The gold price rose to US$850/oz on about 20 January 1980 and comments are being made about maybe it can return to that level again, but US$850 (for 1oz) in January 1980 is certainly worth a lot less in June 2006.
It is well known that Australia’s cpi has been about 3% pa for the past 5 years, but the reality is that everyday cost items such as cab fares, hotels, petrol, parking and car insurance have risen by between 35% and 85%, petrol being up 75% in the past 3 years!
The market’s failure to believe regularly occurs. In the 1950s after WWII, stock markets were apparently hampered by the fear of deflation and depression (which occurred after WWI) all through the 20 to 30-year boom period, whereas instead what resulted was the inflation period of the 1970s.
Based on some of my earlier research it can be shown that when the gold price spiked through to US$850/oz in January 1980, the Jo’burg gold index followed it to about US$500/oz and then went sideways until the price returned to US$500/oz. Later in 1980 when the gold price recovered to US$600/oz and US$700/oz, the Jo’burg gold index doubled, and after following the market down, then tripled in 1982/3 as the gold price rose from about US$350/oz to US$500/oz.
Other commodity prices are also viewed and perceived on a static scale. Figure 1 shows the nickel price in US$/t and US$lb monthly from January 1989 to June 2006 with many people more comfortable with a long-term price of US$4.50/lb because it spent so long in that area, yet for the past 3 years it has been closer to US$15,000/t or US$6.75/lb.
The current high prices for nickel are not unprecedented, with the previous highest monthly average of ~US$8.50/lb occurring in 1988, when apparently a peak of US$10.84/lb was attained in March 1988. If nickel were to be quoted in real money terms then the fixed INCO price of US$1.33/lb in the late 1960s becomes US$6/lb due to the weaker US$, while the apparent then free market price of ~US$7/lb becomes ~US$31/lb (ref : Brian Hurley, Paydirt Nickel Conference, October 2003……..when the unleaded petrol price was closer to A$0.80/ltr).
We have commented in this column before that the market also has to re-learn the concept of volatility. Before all that gold hedging, the gold price would bounce around, often with daily movements of US$20/oz or US$30/oz or so.
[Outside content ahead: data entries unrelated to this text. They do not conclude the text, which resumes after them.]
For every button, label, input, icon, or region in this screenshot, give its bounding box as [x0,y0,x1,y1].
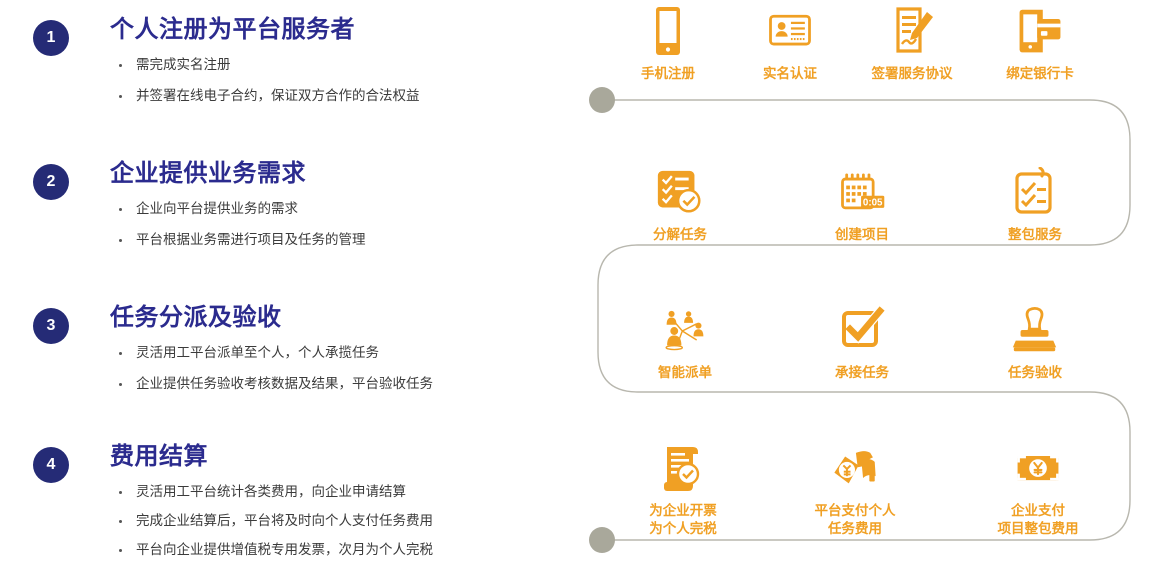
flow-node-label: 平台支付个人 任务费用 [815,502,896,538]
flow-node-label: 智能派单 [658,364,712,382]
cash-payment-icon [829,443,881,495]
id-card-icon [764,6,816,58]
calendar-clock-icon: 0:05 [836,167,888,219]
step-item-4: 4 费用结算 灵活用工平台统计各类费用，向企业申请结算 完成企业结算后，平台将及… [0,443,580,570]
step-item-1: 1 个人注册为平台服务者 需完成实名注册 并签署在线电子合约，保证双方合作的合法… [0,16,580,118]
step-body-1: 个人注册为平台服务者 需完成实名注册 并签署在线电子合约，保证双方合作的合法权益 [110,16,580,105]
flow-node-package-service[interactable]: 整包服务 [975,167,1095,244]
flow-node-label: 手机注册 [641,65,695,83]
mobile-phone-icon [642,6,694,58]
flow-node-task-acceptance[interactable]: 任务验收 [975,305,1095,382]
steps-column: 1 个人注册为平台服务者 需完成实名注册 并签署在线电子合约，保证双方合作的合法… [0,0,580,569]
step-bullets-1: 需完成实名注册 并签署在线电子合约，保证双方合作的合法权益 [110,56,580,105]
people-network-icon [659,305,711,357]
flow-start-dot [589,87,615,113]
step-title-1: 个人注册为平台服务者 [110,16,580,44]
flow-node-label: 实名认证 [763,65,817,83]
flow-node-mobile-register[interactable]: 手机注册 [608,6,728,83]
step-bullets-4: 灵活用工平台统计各类费用，向企业申请结算 完成企业结算后，平台将及时向个人支付任… [110,483,580,560]
step-number-badge-1: 1 [33,20,69,56]
flow-node-label: 创建项目 [835,226,889,244]
flow-node-smart-dispatch[interactable]: 智能派单 [625,305,745,382]
phone-bank-card-icon [1014,6,1066,58]
flow-node-label: 分解任务 [653,226,707,244]
step-title-4: 费用结算 [110,443,580,471]
flow-end-dot [589,527,615,553]
flow-node-label: 绑定银行卡 [1006,65,1074,83]
sign-document-icon [886,6,938,58]
bullet-item: 完成企业结算后，平台将及时向个人支付任务费用 [110,512,580,530]
step-title-2: 企业提供业务需求 [110,160,580,188]
calendar-badge-text: 0:05 [863,198,883,209]
step-number-badge-2: 2 [33,164,69,200]
flow-node-enterprise-pay-package[interactable]: 企业支付 项目整包费用 [978,443,1098,538]
flow-node-label: 整包服务 [1008,226,1062,244]
flow-node-label: 为企业开票 为个人完税 [649,502,717,538]
bullet-item: 需完成实名注册 [110,56,580,74]
bullet-item: 平台向企业提供增值税专用发票，次月为个人完税 [110,541,580,559]
yuan-banknote-icon [1012,443,1064,495]
bullet-item: 灵活用工平台统计各类费用，向企业申请结算 [110,483,580,501]
step-body-2: 企业提供业务需求 企业向平台提供业务的需求 平台根据业务需进行项目及任务的管理 [110,160,580,249]
flow-node-label: 承接任务 [835,364,889,382]
flow-node-label: 任务验收 [1008,364,1062,382]
flow-node-sign-agreement[interactable]: 签署服务协议 [852,6,972,83]
flow-node-split-task[interactable]: 分解任务 [620,167,740,244]
step-bullets-2: 企业向平台提供业务的需求 平台根据业务需进行项目及任务的管理 [110,200,580,249]
checkbox-tick-icon [836,305,888,357]
step-title-3: 任务分派及验收 [110,304,580,332]
infographic-page: 1 个人注册为平台服务者 需完成实名注册 并签署在线电子合约，保证双方合作的合法… [0,0,1171,569]
step-item-3: 3 任务分派及验收 灵活用工平台派单至个人，个人承揽任务 企业提供任务验收考核数… [0,304,580,406]
bullet-item: 灵活用工平台派单至个人，个人承揽任务 [110,344,580,362]
flow-node-label: 签署服务协议 [872,65,953,83]
flow-node-platform-pay-individual[interactable]: 平台支付个人 任务费用 [795,443,915,538]
step-item-2: 2 企业提供业务需求 企业向平台提供业务的需求 平台根据业务需进行项目及任务的管… [0,160,580,262]
step-bullets-3: 灵活用工平台派单至个人，个人承揽任务 企业提供任务验收考核数据及结果，平台验收任… [110,344,580,393]
step-number-badge-4: 4 [33,447,69,483]
bullet-item: 企业提供任务验收考核数据及结果，平台验收任务 [110,375,580,393]
flow-node-bind-bankcard[interactable]: 绑定银行卡 [980,6,1100,83]
stamp-icon [1009,305,1061,357]
checklist-approved-icon [654,167,706,219]
flow-column: 手机注册 [580,0,1171,569]
clipboard-check-icon [1009,167,1061,219]
bullet-item: 企业向平台提供业务的需求 [110,200,580,218]
step-number-badge-3: 3 [33,308,69,344]
flow-node-label: 企业支付 项目整包费用 [998,502,1079,538]
bullet-item: 并签署在线电子合约，保证双方合作的合法权益 [110,87,580,105]
invoice-certified-icon [657,443,709,495]
flow-node-realname-auth[interactable]: 实名认证 [730,6,850,83]
flow-node-create-project[interactable]: 0:05 创建项目 [802,167,922,244]
step-body-4: 费用结算 灵活用工平台统计各类费用，向企业申请结算 完成企业结算后，平台将及时向… [110,443,580,559]
flow-node-accept-task[interactable]: 承接任务 [802,305,922,382]
step-body-3: 任务分派及验收 灵活用工平台派单至个人，个人承揽任务 企业提供任务验收考核数据及… [110,304,580,393]
flow-node-invoice-tax[interactable]: 为企业开票 为个人完税 [623,443,743,538]
bullet-item: 平台根据业务需进行项目及任务的管理 [110,231,580,249]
The hedging era was like pouring oil on troubled waters where the movements became more like US1/oz to US$3/oz, and now we are back in post hedging, the gold price appears to be returning to mountainous and troubled seas again – or in other words, volatility.
If commodity prices cannot rise (based on perceived historical height levels) then mines are going to have to close due to rising costs despite demand for the metals that the mines are producing – which means that commodity prices are likely to rise.
The reality is that the market has to adjust to the fact that commodity prices appear likely to exceed any level previously seen before and that volatility has returned to the market (even if the market cannot perceive it, just yet).
Disclosure and Disclaimer : This article has been written by Keith Goode, the Managing Director of Eagle Research Advisory Pty Ltd, (ERA, an independent research company) who is an Authorised Representative with Taylor Collison Ltd, and with his associates, may hold interests in some of the stocks mentioned in this article. The opinions expressed in this article should not be taken as investment advice, but are based on observations by the author. The author does not warrant the accuracy or completeness of any information and is not liable for any loss or damage suffered through any reliance on its contents.